Discovery of 8‑Amino-imidazo[1,5‑a]pyrazines as Reversible BTK Inhibitors for the Treatment of Rheumatoid Arthritis
journal contributionposted on 05.02.2016, 15:04 by Jian Liu, Deodial Guiadeen, Arto Krikorian, Xiaolei Gao, James Wang, Sobhana Babu Boga, Abdul-Basit Alhassan, Younong Yu, Henry Vaccaro, Shilan Liu, Chundao Yang, Hao Wu, Alan Cooper, Jos de Man, Allard Kaptein, Kevin Maloney, Viktor Hornak, Ying-Duo Gao, Thierry O. Fischmann, Hans Raaijmakers, Diep Vu-Pham, Jeremy Presland, My Mansueto, Zangwei Xu, Erica Leccese, Jie Zhang-Hoover, Ian Knemeyer, Charles G. Garlisi, Nathan Bays, Peter Stivers, Philip E. Brandish, Alexandra Hicks, Ronald Kim, Joseph A. Kozlowski
Bruton’s tyrosine kinase (BTK) is a Tec family kinase with a well-defined role in the B cell receptor (BCR) pathway.

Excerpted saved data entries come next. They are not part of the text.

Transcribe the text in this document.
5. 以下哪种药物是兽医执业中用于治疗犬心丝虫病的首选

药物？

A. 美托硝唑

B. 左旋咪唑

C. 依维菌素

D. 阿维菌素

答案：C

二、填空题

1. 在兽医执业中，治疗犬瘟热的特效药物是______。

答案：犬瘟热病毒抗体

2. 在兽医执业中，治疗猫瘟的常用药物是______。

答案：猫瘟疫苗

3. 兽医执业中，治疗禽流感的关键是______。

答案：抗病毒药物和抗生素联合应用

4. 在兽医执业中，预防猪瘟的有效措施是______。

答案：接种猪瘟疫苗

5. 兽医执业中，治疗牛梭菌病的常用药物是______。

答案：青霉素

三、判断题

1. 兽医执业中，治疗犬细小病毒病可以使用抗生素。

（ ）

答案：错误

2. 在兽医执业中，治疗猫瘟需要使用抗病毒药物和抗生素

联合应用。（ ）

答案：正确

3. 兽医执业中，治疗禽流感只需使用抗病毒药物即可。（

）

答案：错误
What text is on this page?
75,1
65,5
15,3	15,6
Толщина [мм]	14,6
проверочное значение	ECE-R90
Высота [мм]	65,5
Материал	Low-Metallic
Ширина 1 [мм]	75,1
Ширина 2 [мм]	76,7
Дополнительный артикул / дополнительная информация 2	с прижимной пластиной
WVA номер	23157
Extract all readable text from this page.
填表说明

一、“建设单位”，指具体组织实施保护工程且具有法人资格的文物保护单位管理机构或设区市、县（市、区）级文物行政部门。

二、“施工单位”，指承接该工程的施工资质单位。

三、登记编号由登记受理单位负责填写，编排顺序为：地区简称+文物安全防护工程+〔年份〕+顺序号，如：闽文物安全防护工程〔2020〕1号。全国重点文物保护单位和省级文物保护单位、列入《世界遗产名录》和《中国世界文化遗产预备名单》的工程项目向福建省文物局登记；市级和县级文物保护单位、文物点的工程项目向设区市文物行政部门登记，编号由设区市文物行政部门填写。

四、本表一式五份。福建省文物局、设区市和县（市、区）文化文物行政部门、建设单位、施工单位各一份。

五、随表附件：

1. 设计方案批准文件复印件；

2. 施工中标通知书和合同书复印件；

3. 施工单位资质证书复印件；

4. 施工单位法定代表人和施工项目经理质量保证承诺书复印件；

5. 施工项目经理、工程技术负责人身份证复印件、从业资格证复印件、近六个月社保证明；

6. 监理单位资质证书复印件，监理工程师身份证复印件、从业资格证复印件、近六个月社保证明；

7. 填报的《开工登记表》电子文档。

It has become an attractive kinase target for selective B cell inhibition and for the treatment of B cell related diseases. We report a series of compounds based on 8-amino-imidazo[1,5-a]pyrazine that are potent reversible BTK inhibitors with excellent kinase selectivity. Selectivity is achieved through specific interactions of the ligand with the kinase hinge and driven by aminopyridine hydrogen bondings with Ser538 and Asp539, and by hydrophobic interaction of trifluoropyridine in the back pocket. These interactions are evident in the X-ray crystal structure of the lead compounds 1 and 3 in the complex with the BTK enzyme. Our lead compounds show desirable PK profiles and efficacy in the preclinical rat collagen induced arthritis model.